Ultra-large-scale systems

Ultra-large-scale system (ULSS) is a computer science , software engineering, and systems engineering software. The scale of these systems gives rise to many problems: they will be developed and used by many stakeholders across multiple organizations, often with conflicting purposes and needs; they will be constructed from heterogeneous parts with complex dependencies and emergent properties; they will be continuously evolving; and software, hardware and human failures will be the norm, not the exception. The term ‘ultra-large-scale system’ was introduced by Northrop and others[1] to describe challenges facing the United States Department of Defense . The term has subsequently been used to discuss challenges in many areas, including the computerization of financial markets. [2] The term ‘ultra-wide-scale system’ (ULSS) is sometimes used interchangeably with the term ‘large-scale complex IT system’ (LSCITS). These two terms were described in the US and the latter in the UK.


The term ultra-large-scale system was introduced in a report from the Software Engineering Institute at Carnegie Mellon University by Linda Northrop and colleagues. [1] [3] The report explains that software intensive systems are reaching a set of stored values, accessed, manipulated, and refined; numbers of connections and interdependencies among components and numbers of hardware elements). When systems become ultra-large-scale, traditional approaches to engineering and management will no longer be adequate. The postponement Argues que le problem is no longer of engineering systems orsystem of systems , goal of engineering “socio-technical ecosystems”.

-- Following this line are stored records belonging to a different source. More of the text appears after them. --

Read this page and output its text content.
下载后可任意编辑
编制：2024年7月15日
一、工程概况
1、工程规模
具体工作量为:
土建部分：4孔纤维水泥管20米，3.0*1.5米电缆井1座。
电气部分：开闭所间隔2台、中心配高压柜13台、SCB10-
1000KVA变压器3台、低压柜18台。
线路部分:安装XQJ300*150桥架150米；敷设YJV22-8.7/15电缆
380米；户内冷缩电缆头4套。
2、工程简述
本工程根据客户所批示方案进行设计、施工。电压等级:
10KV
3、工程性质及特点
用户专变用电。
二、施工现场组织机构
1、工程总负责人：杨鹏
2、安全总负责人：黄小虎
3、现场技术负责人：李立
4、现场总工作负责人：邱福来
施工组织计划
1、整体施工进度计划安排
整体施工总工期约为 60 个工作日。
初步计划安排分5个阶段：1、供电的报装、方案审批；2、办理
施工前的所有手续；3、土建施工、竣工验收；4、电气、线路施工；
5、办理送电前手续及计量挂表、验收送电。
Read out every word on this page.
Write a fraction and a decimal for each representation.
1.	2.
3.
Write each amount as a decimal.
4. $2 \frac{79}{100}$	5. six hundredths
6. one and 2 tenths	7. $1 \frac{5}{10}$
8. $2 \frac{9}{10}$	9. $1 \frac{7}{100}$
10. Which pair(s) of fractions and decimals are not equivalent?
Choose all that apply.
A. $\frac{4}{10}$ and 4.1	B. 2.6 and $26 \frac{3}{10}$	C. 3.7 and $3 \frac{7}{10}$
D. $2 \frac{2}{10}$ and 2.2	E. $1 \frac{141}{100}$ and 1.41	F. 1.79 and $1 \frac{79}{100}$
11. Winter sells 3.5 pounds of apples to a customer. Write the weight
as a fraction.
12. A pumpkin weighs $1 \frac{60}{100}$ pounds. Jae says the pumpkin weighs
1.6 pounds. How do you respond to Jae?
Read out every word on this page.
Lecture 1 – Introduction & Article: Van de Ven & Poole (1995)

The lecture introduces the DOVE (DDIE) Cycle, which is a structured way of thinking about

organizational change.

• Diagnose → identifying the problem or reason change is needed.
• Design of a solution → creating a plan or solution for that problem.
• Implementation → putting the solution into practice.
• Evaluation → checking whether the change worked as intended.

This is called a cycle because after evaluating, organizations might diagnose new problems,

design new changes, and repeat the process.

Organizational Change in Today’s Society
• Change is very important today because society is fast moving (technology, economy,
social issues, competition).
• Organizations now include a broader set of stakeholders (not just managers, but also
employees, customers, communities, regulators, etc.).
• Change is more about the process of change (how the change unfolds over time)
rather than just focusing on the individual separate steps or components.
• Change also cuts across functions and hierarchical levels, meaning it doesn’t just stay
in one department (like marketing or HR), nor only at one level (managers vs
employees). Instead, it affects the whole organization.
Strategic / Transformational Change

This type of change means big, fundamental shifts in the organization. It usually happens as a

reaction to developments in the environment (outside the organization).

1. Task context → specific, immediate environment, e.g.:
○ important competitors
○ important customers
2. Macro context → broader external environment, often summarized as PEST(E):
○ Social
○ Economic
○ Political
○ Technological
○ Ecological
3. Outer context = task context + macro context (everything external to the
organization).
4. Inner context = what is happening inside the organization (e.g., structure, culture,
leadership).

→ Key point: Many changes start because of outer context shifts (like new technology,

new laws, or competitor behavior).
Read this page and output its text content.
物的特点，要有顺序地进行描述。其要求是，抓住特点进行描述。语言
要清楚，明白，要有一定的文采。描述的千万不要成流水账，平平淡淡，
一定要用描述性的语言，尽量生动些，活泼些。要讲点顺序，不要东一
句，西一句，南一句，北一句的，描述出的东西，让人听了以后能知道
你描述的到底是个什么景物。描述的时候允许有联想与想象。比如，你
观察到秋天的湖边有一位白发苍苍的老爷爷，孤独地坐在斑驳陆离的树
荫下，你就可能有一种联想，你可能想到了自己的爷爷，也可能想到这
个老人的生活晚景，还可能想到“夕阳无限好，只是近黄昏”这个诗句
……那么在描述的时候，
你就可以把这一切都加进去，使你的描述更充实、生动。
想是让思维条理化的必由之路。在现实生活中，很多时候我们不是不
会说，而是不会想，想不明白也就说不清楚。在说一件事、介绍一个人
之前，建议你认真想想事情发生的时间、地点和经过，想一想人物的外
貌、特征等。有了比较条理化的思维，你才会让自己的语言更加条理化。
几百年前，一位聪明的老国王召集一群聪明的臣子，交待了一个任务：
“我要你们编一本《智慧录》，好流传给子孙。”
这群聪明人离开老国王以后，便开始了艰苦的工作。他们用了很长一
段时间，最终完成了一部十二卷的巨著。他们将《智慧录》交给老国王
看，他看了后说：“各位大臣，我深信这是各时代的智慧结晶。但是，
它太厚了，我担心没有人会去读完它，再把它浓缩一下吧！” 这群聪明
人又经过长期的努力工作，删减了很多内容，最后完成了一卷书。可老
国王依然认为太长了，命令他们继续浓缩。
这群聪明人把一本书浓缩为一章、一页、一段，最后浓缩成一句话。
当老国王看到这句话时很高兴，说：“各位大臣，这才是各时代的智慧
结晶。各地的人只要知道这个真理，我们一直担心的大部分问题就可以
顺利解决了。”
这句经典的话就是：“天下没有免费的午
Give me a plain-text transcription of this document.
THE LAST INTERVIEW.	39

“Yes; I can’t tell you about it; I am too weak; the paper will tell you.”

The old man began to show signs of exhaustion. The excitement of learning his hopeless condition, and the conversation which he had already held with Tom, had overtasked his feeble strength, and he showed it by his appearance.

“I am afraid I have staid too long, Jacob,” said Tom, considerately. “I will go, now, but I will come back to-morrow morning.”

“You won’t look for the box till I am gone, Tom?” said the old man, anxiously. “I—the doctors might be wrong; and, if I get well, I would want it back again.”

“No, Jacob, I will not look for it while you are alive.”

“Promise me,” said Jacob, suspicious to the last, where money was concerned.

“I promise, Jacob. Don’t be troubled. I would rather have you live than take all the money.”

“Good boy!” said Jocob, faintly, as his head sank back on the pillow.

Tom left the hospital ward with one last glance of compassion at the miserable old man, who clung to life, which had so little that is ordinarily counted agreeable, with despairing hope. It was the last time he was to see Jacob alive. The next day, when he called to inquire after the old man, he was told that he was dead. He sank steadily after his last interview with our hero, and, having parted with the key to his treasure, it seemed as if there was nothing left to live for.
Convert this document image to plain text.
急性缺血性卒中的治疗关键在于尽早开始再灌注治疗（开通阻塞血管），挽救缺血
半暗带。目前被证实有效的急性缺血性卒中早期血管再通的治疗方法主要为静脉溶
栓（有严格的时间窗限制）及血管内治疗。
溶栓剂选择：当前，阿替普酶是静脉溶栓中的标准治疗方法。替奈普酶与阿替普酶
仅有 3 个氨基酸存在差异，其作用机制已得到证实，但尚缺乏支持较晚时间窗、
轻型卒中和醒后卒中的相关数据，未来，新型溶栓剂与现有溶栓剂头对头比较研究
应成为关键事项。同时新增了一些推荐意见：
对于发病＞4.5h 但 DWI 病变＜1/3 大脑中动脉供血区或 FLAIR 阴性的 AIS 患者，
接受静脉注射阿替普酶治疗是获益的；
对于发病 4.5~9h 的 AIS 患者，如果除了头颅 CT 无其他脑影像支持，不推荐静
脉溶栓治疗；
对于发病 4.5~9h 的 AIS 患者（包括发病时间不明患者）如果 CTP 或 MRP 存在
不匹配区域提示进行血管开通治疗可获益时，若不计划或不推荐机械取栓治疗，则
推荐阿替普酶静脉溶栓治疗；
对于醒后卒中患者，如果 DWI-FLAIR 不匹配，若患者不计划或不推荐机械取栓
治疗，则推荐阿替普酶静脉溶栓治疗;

In 2013, Linda Northrop and her team conducted a review of the 2006 study and the reality of 2013. In summary, the discussion concludes that (a) ULS systems are in the midst of society and the changes of society. institutions are significant; (b) The 2006 original research team was probably too conservative in their report; (c) Recent technologies have exacerbated the pace of scale growth; and (d) There are great opportunities. [4]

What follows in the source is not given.